With Chelsea FC set to announce their eighth signing of the January transfer window in the form of Enzo Fernandez, for a reported fee of £105 million at the time of writing, many have asked how they can afford these players and keep within Financial Fair Play (FFP) spending restrictions. This post seeks to highlight how clubs account for the sale and purchase of players, why it is important for FFP compliance and crucially, how Chelsea have unearthed themselves a favourable loophole.

In strict accounting terms, when a player is purchased, their cost is capitalised on the balance sheet and is ‘amortised’ (written down) over the length of their contract. This means that transfer fees for accounting purposes are spread over the length of a player's contract. If we take Chelsea’s purchase of Mykhailo Mudryk as a recent example, £88.5 million (£62 million up front and £26.5 million in add-ons), over an eight-year contract, works out as roughly £10 million a year. This strategy for tying down players to multi-year deals (bucking the current trend on length of contracts) allows Chelsea to effectively 'spread the cost'. Although this is not without risk; if a player does not perform and the club is committed to paying hefty wages whilst a player is under contract, they will be haemorrhaging funds for little return. Indeed, Chelsea are proposing to pay the £105 million fee for Enzo Fernandez in instalments, which is proving a sticking point with Benfica in current negotiations.

The other important amortisation topic is the accounting procedure when a player is sold. Here we can use the ex-Chelsea player, Alvaro Morata, as an example. Chelsea originally purchased Morata from Real Madrid in 2017 for a reported £58 million on a five-year contract, so annual amortisation was £11.6 million. After famously failing to perform, he was sold after three years, so cumulative amortisation was £34.8 million, leaving a value of £23.2 million in the books. Sale price to Atletico Madrid was reported as £26 million, so Chelsea reported a profit on sale of £2.8 million in the 2020/21 accounts. Therefore, Chelsea showed an annual profit improvement of £19.6 million after this deal: £5.2 million lower wages (Morata was on a £126,000 per week deal), plus £11.6 million lower amortisation and £2.8 million profit on sale. This outlines how clubs write-off the transfer value of a player over the time-line of their contact, and also highlights that because Morata was worth £23.2 million two years into his five-year deal, Chelsea actually made an accounting profit on his transfer of £2.8 million. Fans would see the sale of a player for £26 million, bought two years previously for £58 million as terrible business. However, the club in their accounts will class it as a £19.6 million profit improvement.

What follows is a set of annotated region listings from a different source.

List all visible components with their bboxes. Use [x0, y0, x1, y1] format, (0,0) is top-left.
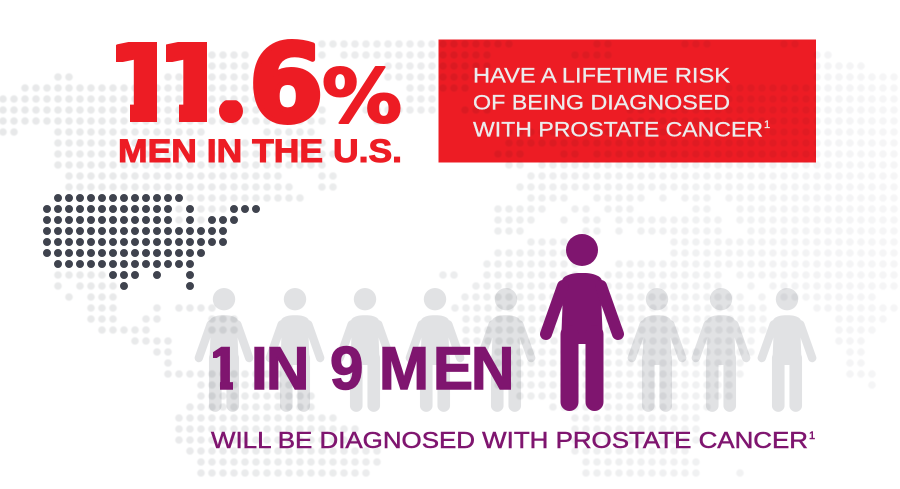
grey figure 1	[199, 288, 249, 406]
highlighted purple figure	[546, 234, 618, 402]
text block: lifetime risk statement: 1	[764, 119, 770, 131]
text block: lifetime risk statement: OF BEING DIAGNOSED	[473, 90, 730, 114]
text block: will be diagnosed statement: 1	[809, 430, 815, 442]
grey figure 4	[410, 288, 460, 406]
grey figure 2	[270, 288, 320, 406]
grey figure 8	[696, 288, 746, 406]
grey figure 3	[340, 288, 390, 406]
grey figure 7	[632, 288, 682, 406]
text block: lifetime risk statement: WITH PROSTATE CANCER	[473, 118, 763, 142]
text block: lifetime risk statement	[473, 64, 770, 142]
text block: will be diagnosed statement: WILL BE DIAGNOSED WITH PROSTATE CANCER	[211, 427, 808, 453]
subheading: men in the U.S.: MEN IN THE U.S.	[118, 133, 402, 169]
row of grey men with one highlighted	[199, 234, 812, 406]
heading: 1 in 9 men: 1 IN 9 MEN	[207, 335, 514, 402]
text block: lifetime risk statement: HAVE A LIFETIME RISK	[473, 64, 731, 88]
grey figure 9	[762, 288, 812, 406]
heading: 11.6%: %	[322, 54, 402, 140]
grey figure 5	[481, 288, 531, 406]
panel: red lifetime risk box	[438, 40, 816, 162]
map of the United States in dark dots	[47, 198, 257, 286]
heading: 11.6%: 11.6	[106, 23, 323, 149]
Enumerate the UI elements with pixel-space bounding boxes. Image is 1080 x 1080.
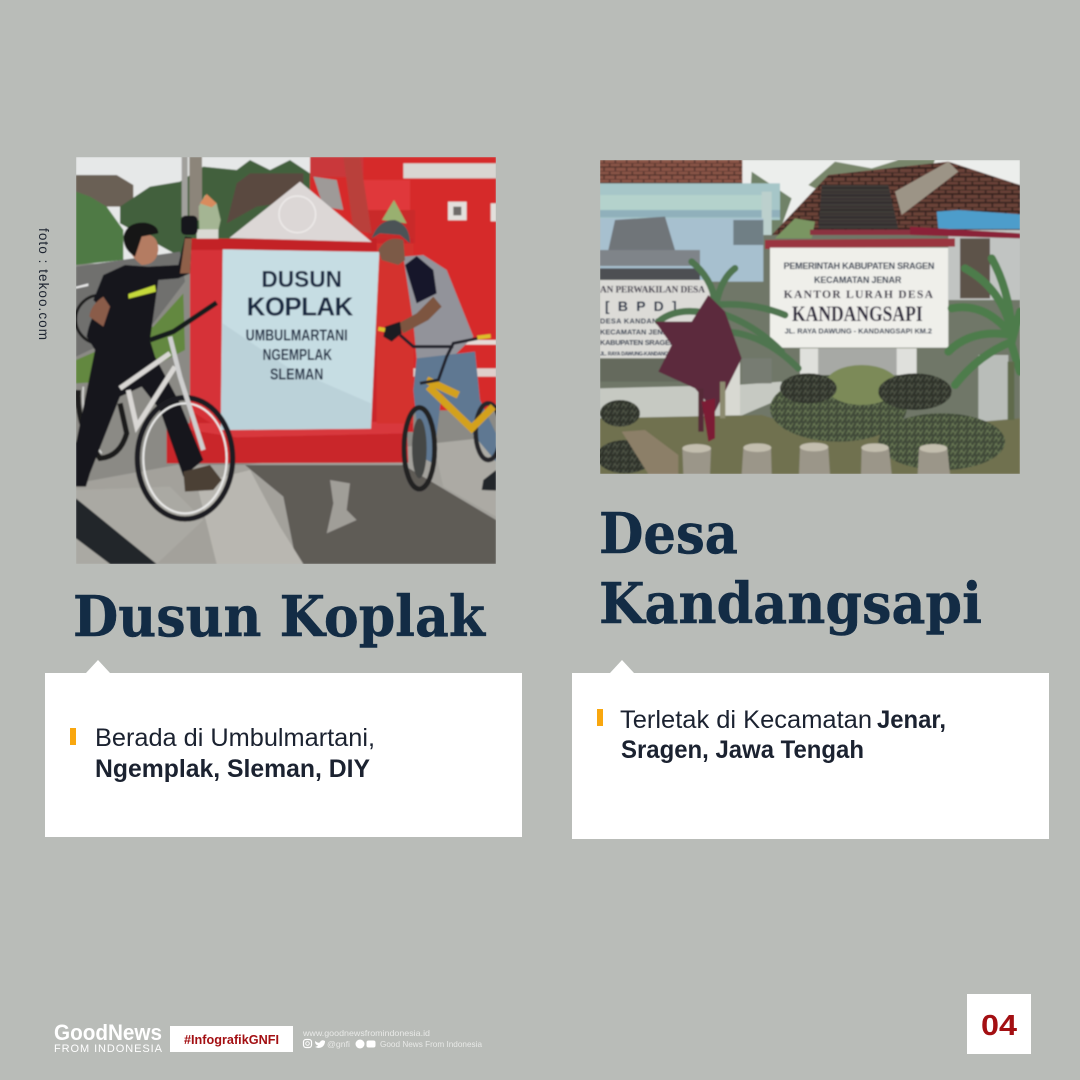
right palm bbox=[948, 258, 1020, 420]
sign text: DUSUN bbox=[261, 266, 342, 292]
ground and shrubs bbox=[600, 415, 1020, 474]
right roof bbox=[772, 162, 1020, 235]
photo: Kantor Lurah Desa Kandangsapi: JL. RAYA DAWUNG-KANDANG bbox=[600, 352, 668, 358]
footer links and social icons: Good News From Indonesia bbox=[380, 1039, 482, 1049]
finials bbox=[199, 195, 221, 230]
photo: Kantor Lurah Desa Kandangsapi: KECAMATAN JENAR bbox=[600, 327, 674, 336]
description text: Jenar, bbox=[877, 706, 946, 734]
sign text: NGEMPLAK bbox=[263, 347, 333, 364]
description text: Berada di Umbulmartani, bbox=[95, 724, 375, 752]
photo: Kantor Lurah Desa Kandangsapi: PEMERINTAH KABUPATEN SRAGEN bbox=[784, 261, 934, 271]
photo credit: foto : tekoo.com bbox=[36, 228, 51, 340]
left cyclist bbox=[76, 216, 222, 492]
page number: 04 bbox=[981, 1010, 1017, 1042]
photo: Kantor Lurah Desa Kandangsapi: DESA KANDANG bbox=[600, 316, 664, 325]
logo: GoodNews From Indonesia bbox=[54, 1020, 163, 1055]
sign text bbox=[246, 266, 354, 383]
left BPP signboard bbox=[600, 280, 710, 358]
logo: GoodNews From Indonesia: GoodNews bbox=[54, 1020, 162, 1045]
description text: Sragen, Jawa Tengah bbox=[621, 736, 864, 764]
footer links and social icons: www.goodnewsfromindonesia.id bbox=[302, 1028, 430, 1038]
panel: Desa Kandangsapi description bbox=[572, 660, 1049, 839]
icon: twitter bbox=[315, 1040, 325, 1048]
ground bbox=[76, 437, 496, 564]
heading: Dusun Koplak: Dusun Koplak bbox=[73, 584, 486, 650]
description text bbox=[620, 706, 946, 764]
yellow bicycle bbox=[378, 329, 501, 489]
white bicycle frame bbox=[120, 303, 233, 519]
icon: instagram bbox=[304, 1040, 312, 1048]
walls bbox=[600, 382, 782, 418]
photo: Kantor Lurah Desa Kandangsapi: KABUPATEN SRAGEN bbox=[600, 338, 675, 347]
sign text: KOPLAK bbox=[247, 292, 354, 322]
white bicycle rear wheel bbox=[76, 295, 127, 458]
photo: Kantor Lurah Desa Kandangsapi: AN PERWAKILAN DESA bbox=[600, 285, 705, 295]
icon: youtube bbox=[366, 1040, 376, 1048]
bullet marker bbox=[70, 728, 76, 745]
description text bbox=[95, 724, 375, 783]
photo: Kantor Lurah Desa Kandangsapi bbox=[600, 160, 1020, 474]
photo: Kantor Lurah Desa Kandangsapi: [ B P D ] bbox=[605, 298, 677, 314]
photo: Kantor Lurah Desa Kandangsapi: KANDANGSAPI bbox=[792, 301, 923, 326]
description text: Ngemplak, Sleman, DIY bbox=[95, 755, 370, 783]
sign panel bbox=[221, 249, 379, 430]
red building bbox=[310, 157, 496, 410]
pole bbox=[182, 157, 188, 217]
heading: Desa Kandangsapi: Kandangsapi bbox=[599, 571, 982, 637]
sign posts bbox=[800, 348, 818, 375]
pipe foreground bbox=[76, 498, 157, 564]
icon: facebook bbox=[356, 1040, 364, 1048]
monument body bbox=[190, 239, 413, 432]
footer links and social icons bbox=[302, 1028, 482, 1049]
page number bbox=[967, 994, 1031, 1054]
photo: Kantor Lurah Desa Kandangsapi: JL. RAYA DAWUNG - KANDANGSAPI KM.2 bbox=[785, 329, 932, 336]
heading: Desa Kandangsapi: Desa bbox=[599, 501, 738, 567]
left building bbox=[600, 160, 742, 183]
right cyclist bbox=[372, 220, 496, 491]
hashtag box bbox=[170, 1026, 293, 1052]
description text: Terletak di Kecamatan bbox=[620, 706, 872, 734]
main signboard bbox=[770, 248, 948, 348]
panel: Dusun Koplak description bbox=[45, 660, 522, 837]
footer links and social icons: @gnfi bbox=[327, 1039, 350, 1049]
sign text: SLEMAN bbox=[270, 366, 323, 383]
sign text: UMBULMARTANI bbox=[246, 327, 348, 344]
monument pediment bbox=[229, 182, 372, 242]
logo: GoodNews From Indonesia: FROM INDONESIA bbox=[54, 1043, 163, 1055]
photo: Kantor Lurah Desa Kandangsapi: KANTOR LURAH DESA bbox=[784, 288, 934, 301]
photo: Dusun Koplak sign with two cyclists bbox=[76, 157, 496, 564]
stone stumps bbox=[682, 443, 950, 474]
photo: Kantor Lurah Desa Kandangsapi: KECAMATAN JENAR bbox=[814, 275, 902, 285]
bullet marker bbox=[597, 709, 603, 726]
heading: Desa Kandangsapi bbox=[599, 501, 982, 637]
palm and cordyline plant bbox=[655, 262, 798, 442]
hashtag box: #InfografikGNFI bbox=[184, 1033, 279, 1047]
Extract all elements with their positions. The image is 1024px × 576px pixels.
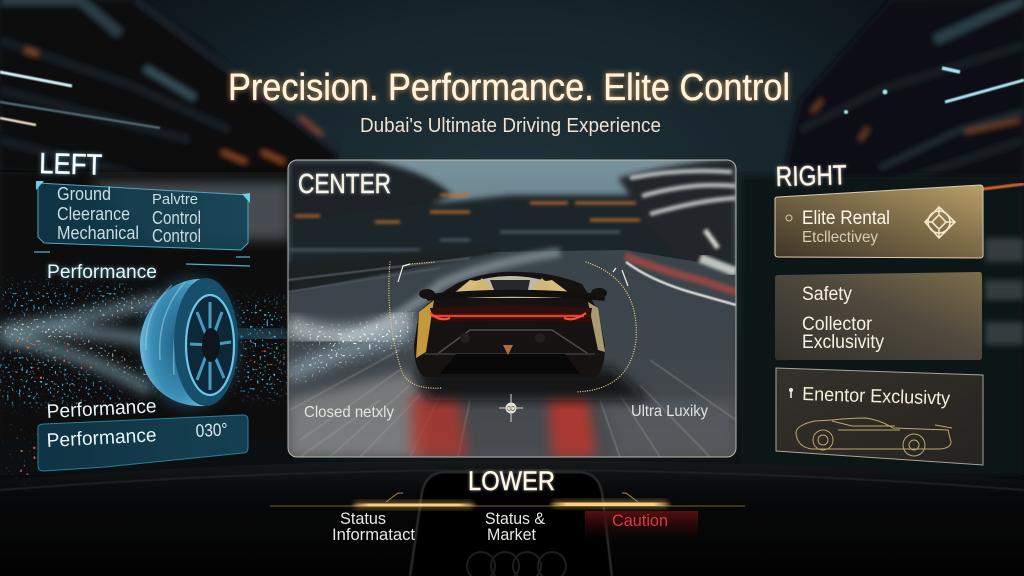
sky and buildings bbox=[288, 160, 736, 270]
card: safety and collector: Collector bbox=[802, 313, 872, 335]
gold divider bbox=[270, 493, 745, 509]
card: elite rental: Etcllectivey bbox=[802, 229, 878, 246]
panel: left column bbox=[0, 148, 288, 476]
card: safety and collector bbox=[775, 272, 982, 360]
status: caution: Caution bbox=[612, 512, 668, 530]
ground clearance labels: Mechanical bbox=[57, 223, 139, 243]
status: information bbox=[332, 510, 415, 544]
status: market: Status & bbox=[485, 510, 545, 528]
panel: performance readout bbox=[38, 415, 248, 471]
label: performance upper: Performance bbox=[46, 395, 157, 423]
status: information: Status bbox=[340, 510, 386, 528]
status: market bbox=[485, 510, 545, 544]
card: enentor exclusivity bbox=[776, 368, 983, 465]
heading: right: RIGHT bbox=[775, 159, 847, 192]
label: performance lower: Performance bbox=[46, 424, 157, 452]
title: Precision. Performance. Elite Control bbox=[228, 67, 790, 109]
card: safety and collector: Safety bbox=[802, 283, 852, 305]
card: elite rental bbox=[775, 185, 983, 258]
road icon: crosshair: 00 bbox=[507, 406, 515, 413]
ground clearance labels: Ground bbox=[57, 184, 111, 204]
icon: glowing tire bbox=[140, 277, 240, 409]
label: performance: Performance bbox=[47, 261, 157, 283]
panel: lower status bar bbox=[270, 466, 745, 544]
red tail light reflections bbox=[410, 396, 468, 457]
status: information: Informatact bbox=[332, 526, 415, 544]
panel: right column bbox=[775, 159, 983, 465]
road icon: crosshair bbox=[499, 394, 523, 422]
card: enentor exclusivity: Enentor Exclusivty bbox=[802, 384, 951, 410]
label: closed netxly: Closed netxly bbox=[304, 404, 394, 421]
supercar rear view bbox=[414, 272, 607, 377]
ground clearance labels: Control bbox=[152, 226, 201, 246]
ground clearance labels: Palvtre bbox=[152, 191, 198, 208]
heading: lower: LOWER bbox=[468, 466, 555, 496]
ground clearance labels bbox=[57, 184, 201, 246]
card: elite rental: Elite Rental bbox=[802, 208, 890, 229]
right futuristic structure bbox=[780, 0, 1024, 195]
road bbox=[288, 250, 736, 457]
status: caution bbox=[585, 511, 698, 541]
readout value: 030° bbox=[195, 419, 228, 441]
particle stream bbox=[0, 285, 288, 476]
status: market: Market bbox=[487, 526, 536, 544]
curb right bbox=[625, 256, 736, 292]
panel: ground clearance bbox=[34, 181, 250, 266]
airflow wake bbox=[288, 252, 636, 392]
label: ultra luxiky: Ultra Luxiky bbox=[631, 403, 708, 420]
heading: center: CENTER bbox=[298, 168, 391, 199]
subtitle: Dubai's Ultimate Driving Experience bbox=[360, 115, 661, 137]
left futuristic structure bbox=[0, 0, 338, 195]
icon: ornament diamond bbox=[925, 207, 955, 238]
panel: center bbox=[288, 158, 736, 457]
ground clearance labels: Control bbox=[152, 208, 201, 228]
car shadow bbox=[412, 368, 650, 400]
dashboard bbox=[0, 460, 1024, 576]
heading: left: LEFT bbox=[39, 148, 103, 182]
ground clearance labels: Cleerance bbox=[57, 204, 130, 224]
side dark backgrounds bbox=[0, 172, 290, 472]
card: safety and collector: Exclusivity bbox=[802, 331, 884, 353]
icon: car wireframe bbox=[796, 418, 952, 456]
motion streaks bbox=[288, 370, 425, 457]
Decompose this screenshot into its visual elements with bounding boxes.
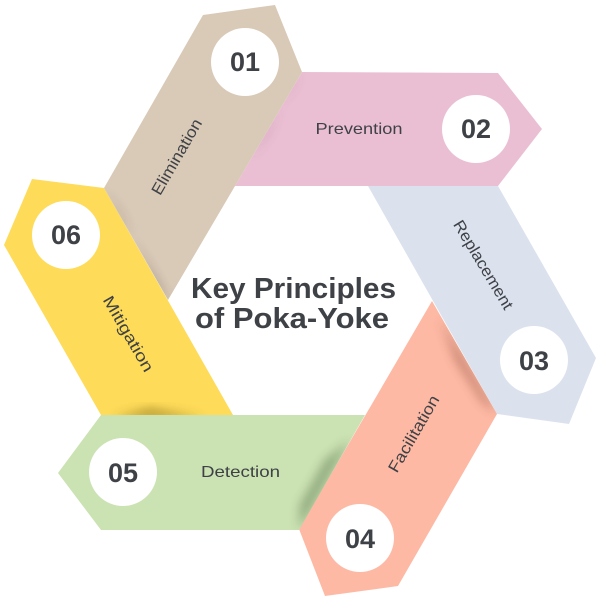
panel: 06 Mitigation [4, 179, 233, 418]
panel: 04 Facilitation [299, 301, 497, 596]
number circle 03 [500, 326, 568, 394]
number circle 05 [89, 438, 157, 506]
panel: 01 Elimination [104, 5, 302, 306]
number circle 02 [442, 95, 510, 163]
number 01: 01 [230, 47, 260, 77]
number 05: 05 [108, 458, 138, 488]
label Facilitation: Facilitation [386, 393, 443, 476]
number circle 06 [32, 201, 100, 269]
label Mitigation: Mitigation [99, 293, 156, 375]
number circle 01 [211, 28, 279, 96]
number 02: 02 [461, 114, 491, 144]
panel: 03 Replacement [368, 186, 596, 424]
number 03: 03 [519, 346, 549, 376]
panel: 02 Prevention [235, 72, 542, 186]
title: of Poka-Yoke [195, 303, 389, 335]
number 06: 06 [51, 220, 81, 250]
title: Key Principles [191, 273, 396, 305]
number 04: 04 [345, 524, 375, 554]
label Elimination: Elimination [149, 116, 206, 198]
label Prevention: Prevention [316, 121, 402, 138]
title [191, 273, 396, 335]
label Replacement: Replacement [449, 218, 516, 313]
panel: 05 Detection [58, 415, 365, 530]
number circle 04 [326, 504, 394, 572]
label Detection: Detection [201, 464, 280, 481]
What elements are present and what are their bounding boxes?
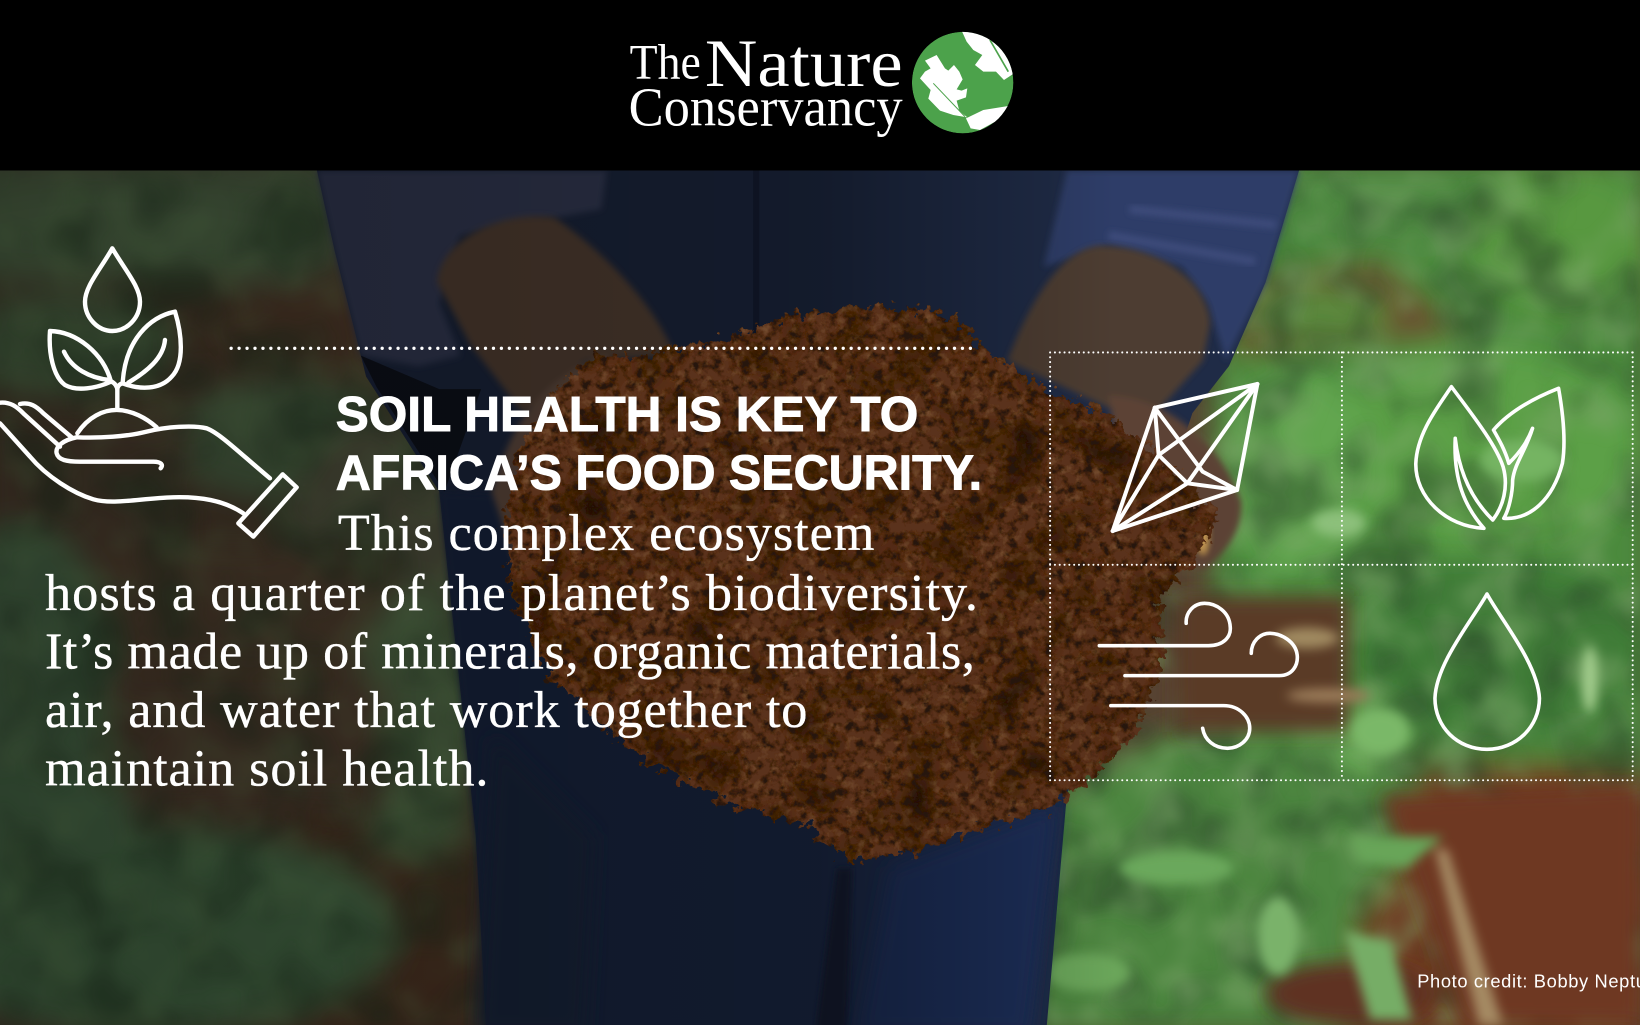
wordmark — [629, 25, 903, 138]
handful of soil — [504, 305, 1218, 863]
globe with oak leaf — [912, 31, 1017, 133]
icon: air — [1099, 603, 1297, 748]
body text: hosts a quarter of the planet’s biodiversity. — [45, 564, 978, 622]
body text: air, and water that work together to — [45, 681, 807, 739]
left dark overlay — [0, 170, 1076, 1025]
dotted rule above heading — [231, 347, 978, 350]
icon: water drop — [1435, 594, 1539, 749]
icon: hand holding sprout with water drop — [0, 248, 297, 537]
body text: This complex ecosystem — [338, 504, 874, 562]
farmer arms and hands — [436, 215, 1246, 570]
farmer shirt and trousers — [317, 170, 1299, 1025]
heading: SOIL HEALTH IS KEY TO — [336, 388, 918, 442]
dotted grid of soil components — [1050, 352, 1633, 780]
body text: maintain soil health. — [45, 739, 488, 797]
heading: AFRICA’S FOOD SECURITY. — [336, 446, 982, 500]
header bar — [0, 0, 1640, 170]
bare earth patches — [1177, 596, 1640, 1025]
wordmark: Conservancy — [629, 77, 903, 138]
logo: The Nature Conservancy — [629, 25, 1017, 138]
body text: It’s made up of minerals, organic materials, — [45, 622, 975, 680]
wordmark: The — [630, 33, 701, 89]
icon: organic leaves — [1416, 387, 1564, 528]
icon: mineral crystal — [1113, 384, 1257, 531]
body text — [45, 504, 978, 797]
right side — [1213, 157, 1640, 784]
heading — [336, 388, 982, 500]
wordmark: Nature — [705, 25, 903, 101]
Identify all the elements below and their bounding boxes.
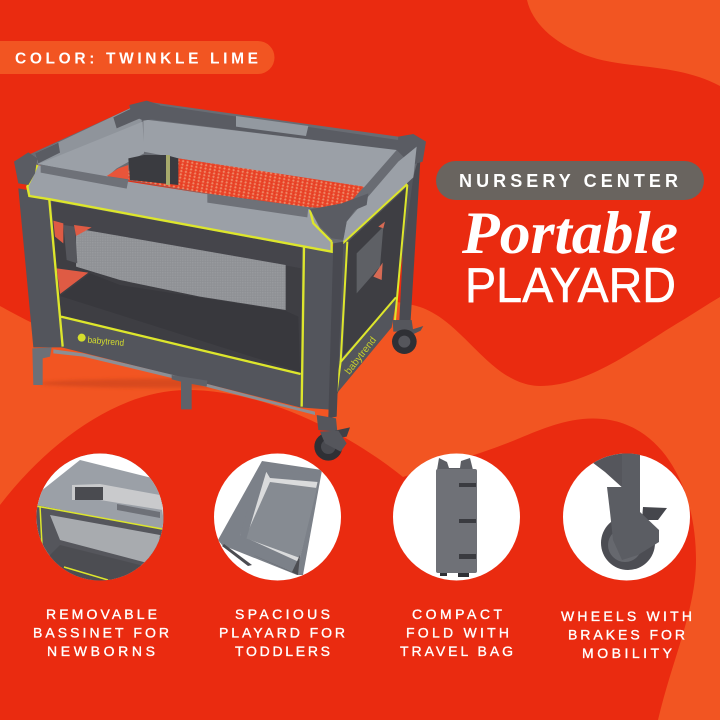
feature 1: bassinet photo — [36, 453, 165, 590]
right side panel — [328, 177, 413, 418]
caption 2 — [219, 606, 345, 659]
right side yellow trim — [337, 184, 407, 392]
caption 2: SPACIOUS — [235, 606, 330, 622]
floor through mesh — [60, 273, 300, 372]
caption 1: BASSINET FOR — [33, 624, 169, 640]
right mesh reflections — [357, 227, 383, 293]
front right post — [328, 242, 343, 418]
caption 2: PLAYARD FOR — [219, 624, 345, 640]
caption 1: REMOVABLE — [46, 606, 157, 622]
back rail — [143, 105, 398, 151]
inner left wall — [38, 122, 144, 177]
mesh band upper — [52, 202, 302, 268]
pill: color — [0, 41, 274, 74]
far-side bassinet mesh — [76, 228, 286, 310]
front panel — [18, 188, 335, 410]
caption 3: TRAVEL BAG — [400, 643, 513, 659]
floor shadow — [40, 379, 307, 388]
caption 1 — [33, 606, 169, 659]
logo — [78, 334, 125, 348]
title: Portable: Portable — [461, 200, 678, 266]
front right wheel assembly — [314, 415, 350, 461]
mattress seen through mesh — [53, 221, 92, 294]
background: middle orange wave — [0, 297, 720, 720]
pill: nursery center — [436, 161, 704, 200]
background: top right orange blob — [527, 0, 720, 86]
front mesh window — [52, 202, 302, 373]
mattress — [128, 158, 364, 208]
logo: babytrend — [87, 335, 125, 348]
feature 4: wheel photo — [563, 453, 690, 580]
front left leg — [32, 347, 52, 385]
back corner cap — [129, 101, 160, 121]
front handles — [41, 165, 308, 217]
front yellow trim — [27, 165, 332, 407]
caption 4: WHEELS WITH — [561, 608, 692, 624]
caption 1: NEWBORNS — [47, 643, 155, 659]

UEFA have now moved swiftly to close the door on future dealings of a similar vein and have set a five-year limit over which a transfer can be spread – coming into force during the summer. The supposed thought process behind the move is not to be a direct punishment to Chelsea, but to eliminate the possibility of other ambitious (yet financially restricted) clubs following suit and finding themselves in trouble in the future and unable to stay afloat.

With news now breaking of the transfer of Jorginho from Chelsea to Arsenal on deadline day for £12 million, recouping previous expenditure to buy further players is evidently of high importance to Chelsea for working within FFP, hence why they’re ready to allow players to leave the club and help ‘balance the books’ – even to such a close London rival in the league.